🤖 AI Summary
Large-scale library fuzzing faces significant challenges, including complex environment setup, difficulty in generating test harnesses that satisfy API constraints, and the inability to reliably distinguish genuine vulnerabilities from crashes induced by flawed harnesses. This work proposes the first framework that integrates multi-agent collaboration with evolutionary fuzzing, modeling the testing process as an iterative evolution guided by runtime feedback. Specialized agents collaboratively handle test generation, execution, crash analysis, and validation. By synergistically combining large language models, coverage-guided fuzzing, and crash replay mechanisms, the approach achieves fully automated testing across 20 C/C++ libraries, substantially outperforming four strong baselines in branch coverage and uncovering 102 real-world vulnerabilities—78 of which have already been patched—thereby overcoming the limitations of conventional one-shot code generation strategies.
📝 Abstract
Library fuzzing is essential for hardening the software supply chain, but adopting it at scale remains expensive. Practitioners still spend substantial effort on environment setup, struggle to generate harnesses that respect intricate API constraints, and lack reliable means to tell genuine library bugs from harness-induced crashes. Recent LLM-based systems automate parts of this pipeline, yet they typically operate as one-shot code generators that ignore runtime feedback, which limits both the depth of code they reach and the validity of the bugs they report. We argue that effective library fuzzing is iterative by nature: each campaign exposes new coverage bottlenecks and crashes, and the next campaign should evolve from these signals rather than restart from scratch. Building on this insight, we present FuzzAgent, a multi-agent system that turns library fuzzing into an evolutionary process, in which a team of specialized agents collaborates over the full fuzzing lifecycle and grounds every decision in concrete runtime evidence, so that the harness suite is successively refined toward deeper coverage and higher-fidelity crash analysis across rounds.

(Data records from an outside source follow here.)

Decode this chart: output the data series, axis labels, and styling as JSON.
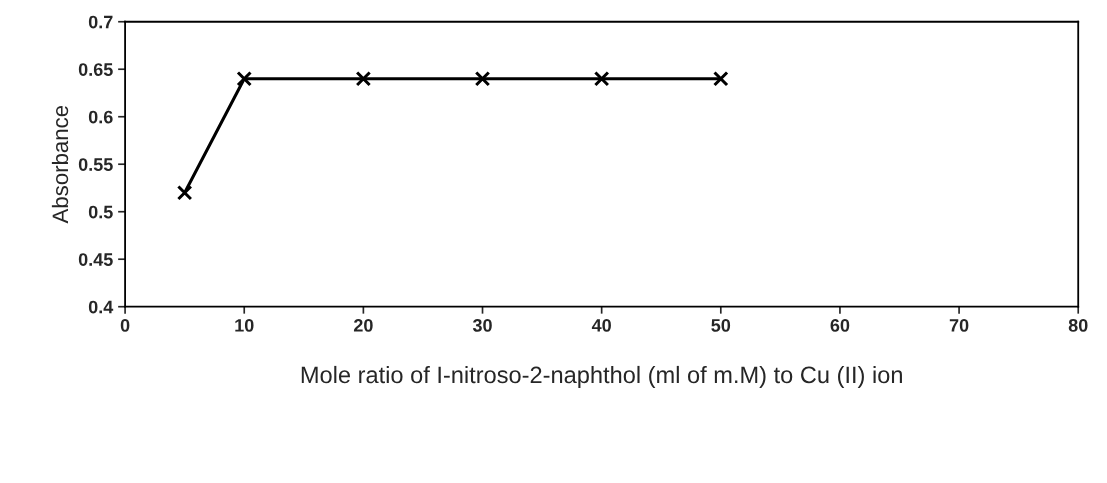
{
  "chart_data": {
    "type": "line",
    "xlabel": "Mole ratio of I-nitroso-2-naphthol (ml of m.M) to Cu (II) ion",
    "ylabel": "Absorbance",
    "x": [
      5,
      10,
      20,
      30,
      40,
      50
    ],
    "series": [
      {
        "color": "#000000",
        "values": [
          0.52,
          0.64,
          0.64,
          0.64,
          0.64,
          0.64
        ]
      }
    ],
    "xlim": [
      0,
      80
    ],
    "xticks": [
      0,
      10,
      20,
      30,
      40,
      50,
      60,
      70,
      80
    ],
    "ylim": [
      0.4,
      0.7
    ],
    "yticks": [
      0.4,
      0.45,
      0.5,
      0.55,
      0.6,
      0.65,
      0.7
    ],
    "grid": false,
    "marker": "cross",
    "line_style": "solid"
  }
}
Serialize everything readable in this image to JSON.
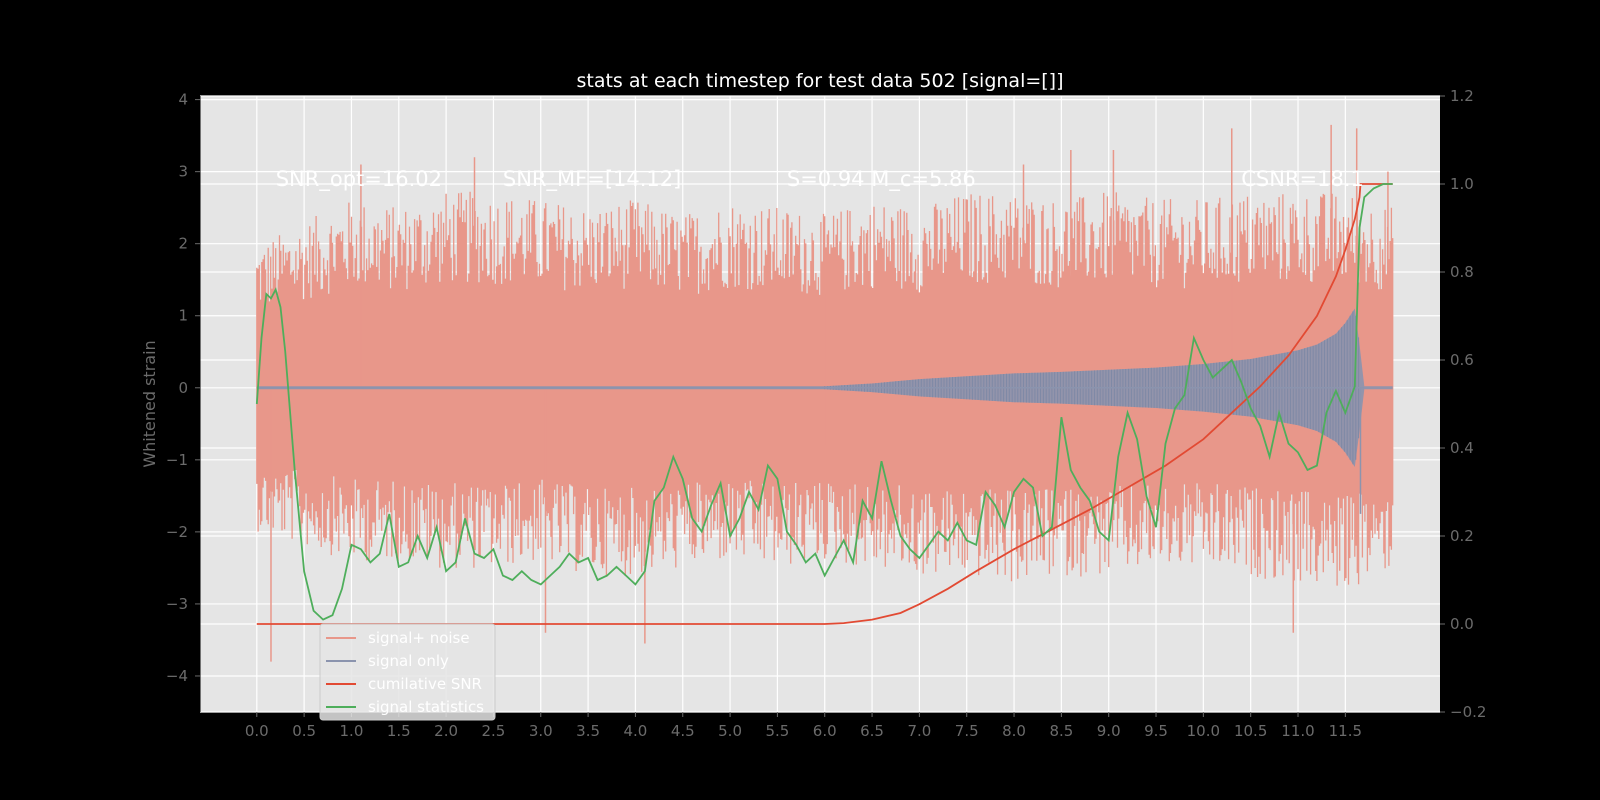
{
  "chart_data": {
    "type": "line",
    "title": "stats at each timestep for test data 502 [signal=[]]",
    "xlabel": "",
    "ylabel": "Whitened strain",
    "y2label": "",
    "xlim": [
      -0.6,
      12.5
    ],
    "ylim": [
      -4.5,
      4.05
    ],
    "y2lim": [
      -0.2,
      1.2
    ],
    "xticks": [
      0.0,
      0.5,
      1.0,
      1.5,
      2.0,
      2.5,
      3.0,
      3.5,
      4.0,
      4.5,
      5.0,
      5.5,
      6.0,
      6.5,
      7.0,
      7.5,
      8.0,
      8.5,
      9.0,
      9.5,
      10.0,
      10.5,
      11.0,
      11.5
    ],
    "xtick_labels": [
      "0.0",
      "0.5",
      "1.0",
      "1.5",
      "2.0",
      "2.5",
      "3.0",
      "3.5",
      "4.0",
      "4.5",
      "5.0",
      "5.5",
      "6.0",
      "6.5",
      "7.0",
      "7.5",
      "8.0",
      "8.5",
      "9.0",
      "9.5",
      "10.0",
      "10.5",
      "11.0",
      "11.5"
    ],
    "yticks": [
      4,
      3,
      2,
      1,
      0,
      -1,
      -2,
      -3,
      -4
    ],
    "ytick_labels": [
      "4",
      "3",
      "2",
      "1",
      "0",
      "−1",
      "−2",
      "−3",
      "−4"
    ],
    "y2ticks": [
      1.2,
      1.0,
      0.8,
      0.6,
      0.4,
      0.2,
      0.0,
      -0.2
    ],
    "y2tick_labels": [
      "1.2",
      "1.0",
      "0.8",
      "0.6",
      "0.4",
      "0.2",
      "0.0",
      "−0.2"
    ],
    "grid": true,
    "legend_position": "lower-left",
    "annotations": [
      {
        "text": "SNR_opt=16.02",
        "x": 0.2,
        "y": 2.9
      },
      {
        "text": "SNR_MF=[14.12]",
        "x": 2.6,
        "y": 2.9
      },
      {
        "text": "S=0.94   M_c=5.86",
        "x": 5.6,
        "y": 2.9
      },
      {
        "text": "CSNR=18.1",
        "x": 10.4,
        "y": 2.9
      }
    ],
    "series": [
      {
        "name": "signal+ noise",
        "axis": "left",
        "color": "#E8978A",
        "envelope": {
          "x": [
            0.0,
            0.5,
            1.0,
            1.5,
            2.0,
            2.5,
            3.0,
            3.5,
            4.0,
            4.5,
            5.0,
            5.5,
            6.0,
            6.5,
            7.0,
            7.5,
            8.0,
            8.5,
            9.0,
            9.5,
            10.0,
            10.5,
            11.0,
            11.5,
            12.0
          ],
          "upper": [
            1.9,
            2.2,
            2.5,
            2.4,
            2.6,
            2.6,
            2.5,
            2.4,
            2.5,
            2.3,
            2.5,
            2.4,
            2.3,
            2.5,
            2.4,
            2.6,
            2.6,
            2.5,
            2.6,
            2.5,
            2.5,
            2.6,
            2.6,
            2.6,
            2.4
          ],
          "lower": [
            -1.9,
            -2.1,
            -2.3,
            -2.3,
            -2.4,
            -2.4,
            -2.3,
            -2.5,
            -2.5,
            -2.4,
            -2.3,
            -2.4,
            -2.3,
            -2.4,
            -2.5,
            -2.5,
            -2.6,
            -2.5,
            -2.5,
            -2.4,
            -2.4,
            -2.5,
            -2.6,
            -2.7,
            -2.4
          ]
        },
        "spikes": [
          {
            "x": 0.15,
            "y": -3.8
          },
          {
            "x": 1.65,
            "y": -0.8
          },
          {
            "x": 2.3,
            "y": 3.2
          },
          {
            "x": 3.05,
            "y": -3.4
          },
          {
            "x": 4.1,
            "y": -3.55
          },
          {
            "x": 6.0,
            "y": 1.3
          },
          {
            "x": 6.0,
            "y": -0.8
          },
          {
            "x": 8.1,
            "y": 3.1
          },
          {
            "x": 8.6,
            "y": 3.3
          },
          {
            "x": 9.05,
            "y": 3.3
          },
          {
            "x": 10.3,
            "y": 3.6
          },
          {
            "x": 10.95,
            "y": -3.4
          },
          {
            "x": 11.35,
            "y": 3.65
          },
          {
            "x": 11.62,
            "y": 3.6
          },
          {
            "x": 11.95,
            "y": 3.0
          },
          {
            "x": 1.1,
            "y": 3.1
          }
        ]
      },
      {
        "name": "signal only",
        "axis": "left",
        "color": "#8B94AE",
        "envelope": {
          "x": [
            0.0,
            6.0,
            6.5,
            7.0,
            7.5,
            8.0,
            8.5,
            9.0,
            9.5,
            10.0,
            10.5,
            11.0,
            11.2,
            11.4,
            11.5,
            11.6,
            11.65,
            11.7,
            12.0
          ],
          "amplitude": [
            0.02,
            0.02,
            0.06,
            0.12,
            0.16,
            0.2,
            0.22,
            0.25,
            0.28,
            0.33,
            0.4,
            0.52,
            0.6,
            0.75,
            0.9,
            1.1,
            0.6,
            0.02,
            0.02
          ]
        },
        "spikes": [
          {
            "x": 11.66,
            "y": -1.75
          }
        ]
      },
      {
        "name": "cumilative SNR",
        "axis": "right",
        "color": "#E24A33",
        "x": [
          0.0,
          5.8,
          6.0,
          6.2,
          6.5,
          6.8,
          7.0,
          7.3,
          7.6,
          8.0,
          8.4,
          8.8,
          9.2,
          9.6,
          10.0,
          10.3,
          10.6,
          10.9,
          11.2,
          11.4,
          11.5,
          11.6,
          11.65,
          11.66,
          12.0
        ],
        "values": [
          0.0,
          0.0,
          0.0,
          0.002,
          0.01,
          0.025,
          0.045,
          0.08,
          0.12,
          0.17,
          0.215,
          0.26,
          0.31,
          0.36,
          0.42,
          0.48,
          0.54,
          0.61,
          0.7,
          0.79,
          0.85,
          0.92,
          0.97,
          1.0,
          1.0
        ]
      },
      {
        "name": "signal statistics",
        "axis": "right",
        "color": "#4EAE5B",
        "x": [
          0.0,
          0.05,
          0.1,
          0.15,
          0.2,
          0.25,
          0.3,
          0.4,
          0.5,
          0.6,
          0.7,
          0.8,
          0.9,
          1.0,
          1.1,
          1.2,
          1.3,
          1.4,
          1.5,
          1.6,
          1.7,
          1.8,
          1.9,
          2.0,
          2.1,
          2.2,
          2.3,
          2.4,
          2.5,
          2.6,
          2.7,
          2.8,
          2.9,
          3.0,
          3.1,
          3.2,
          3.3,
          3.4,
          3.5,
          3.6,
          3.7,
          3.8,
          3.9,
          4.0,
          4.1,
          4.2,
          4.3,
          4.4,
          4.5,
          4.6,
          4.7,
          4.8,
          4.9,
          5.0,
          5.1,
          5.2,
          5.3,
          5.4,
          5.5,
          5.6,
          5.7,
          5.8,
          5.9,
          6.0,
          6.1,
          6.2,
          6.3,
          6.4,
          6.5,
          6.6,
          6.7,
          6.8,
          6.9,
          7.0,
          7.1,
          7.2,
          7.3,
          7.4,
          7.5,
          7.6,
          7.7,
          7.8,
          7.9,
          8.0,
          8.1,
          8.2,
          8.3,
          8.4,
          8.5,
          8.6,
          8.7,
          8.8,
          8.9,
          9.0,
          9.1,
          9.2,
          9.3,
          9.4,
          9.5,
          9.6,
          9.7,
          9.8,
          9.9,
          10.0,
          10.1,
          10.2,
          10.3,
          10.4,
          10.5,
          10.6,
          10.7,
          10.8,
          10.9,
          11.0,
          11.1,
          11.2,
          11.3,
          11.4,
          11.5,
          11.6,
          11.65,
          11.7,
          11.8,
          11.9,
          12.0
        ],
        "values": [
          0.5,
          0.65,
          0.75,
          0.74,
          0.76,
          0.72,
          0.62,
          0.35,
          0.12,
          0.03,
          0.01,
          0.02,
          0.08,
          0.18,
          0.17,
          0.14,
          0.16,
          0.25,
          0.13,
          0.14,
          0.2,
          0.15,
          0.22,
          0.12,
          0.14,
          0.24,
          0.16,
          0.15,
          0.17,
          0.11,
          0.1,
          0.12,
          0.1,
          0.09,
          0.11,
          0.13,
          0.16,
          0.14,
          0.15,
          0.1,
          0.11,
          0.13,
          0.11,
          0.09,
          0.12,
          0.28,
          0.31,
          0.38,
          0.33,
          0.24,
          0.21,
          0.27,
          0.32,
          0.2,
          0.24,
          0.3,
          0.26,
          0.36,
          0.33,
          0.21,
          0.18,
          0.14,
          0.16,
          0.11,
          0.15,
          0.19,
          0.14,
          0.28,
          0.24,
          0.37,
          0.28,
          0.2,
          0.17,
          0.15,
          0.18,
          0.21,
          0.19,
          0.23,
          0.19,
          0.18,
          0.3,
          0.27,
          0.22,
          0.3,
          0.33,
          0.31,
          0.2,
          0.22,
          0.47,
          0.35,
          0.31,
          0.28,
          0.21,
          0.19,
          0.38,
          0.48,
          0.42,
          0.29,
          0.22,
          0.41,
          0.49,
          0.52,
          0.65,
          0.6,
          0.56,
          0.58,
          0.6,
          0.55,
          0.49,
          0.45,
          0.38,
          0.48,
          0.41,
          0.39,
          0.35,
          0.36,
          0.48,
          0.53,
          0.48,
          0.54,
          0.9,
          0.97,
          0.99,
          1.0,
          1.0
        ]
      }
    ]
  }
}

We evaluate FuzzAgent on 20 real-world C/C++ libraries against four state-of-the-art baselines (OSS-Fuzz, OSS-Fuzz-Gen, PromptFuzz, and PromeFuzz). FuzzAgent completes the full fuzzing lifecycle for all 20 libraries without human intervention and reaches 179619 branches, exceeding OSS-Fuzz, PromptFuzz, PromeFuzz, and OSS-Fuzz-Gen by 45.1%, 73.2%, 92.1%, and 191.2%, respectively. FuzzAgent also identifies 102 genuine library bugs, 78 of which have already been acknowledged and fixed by upstream maintainers.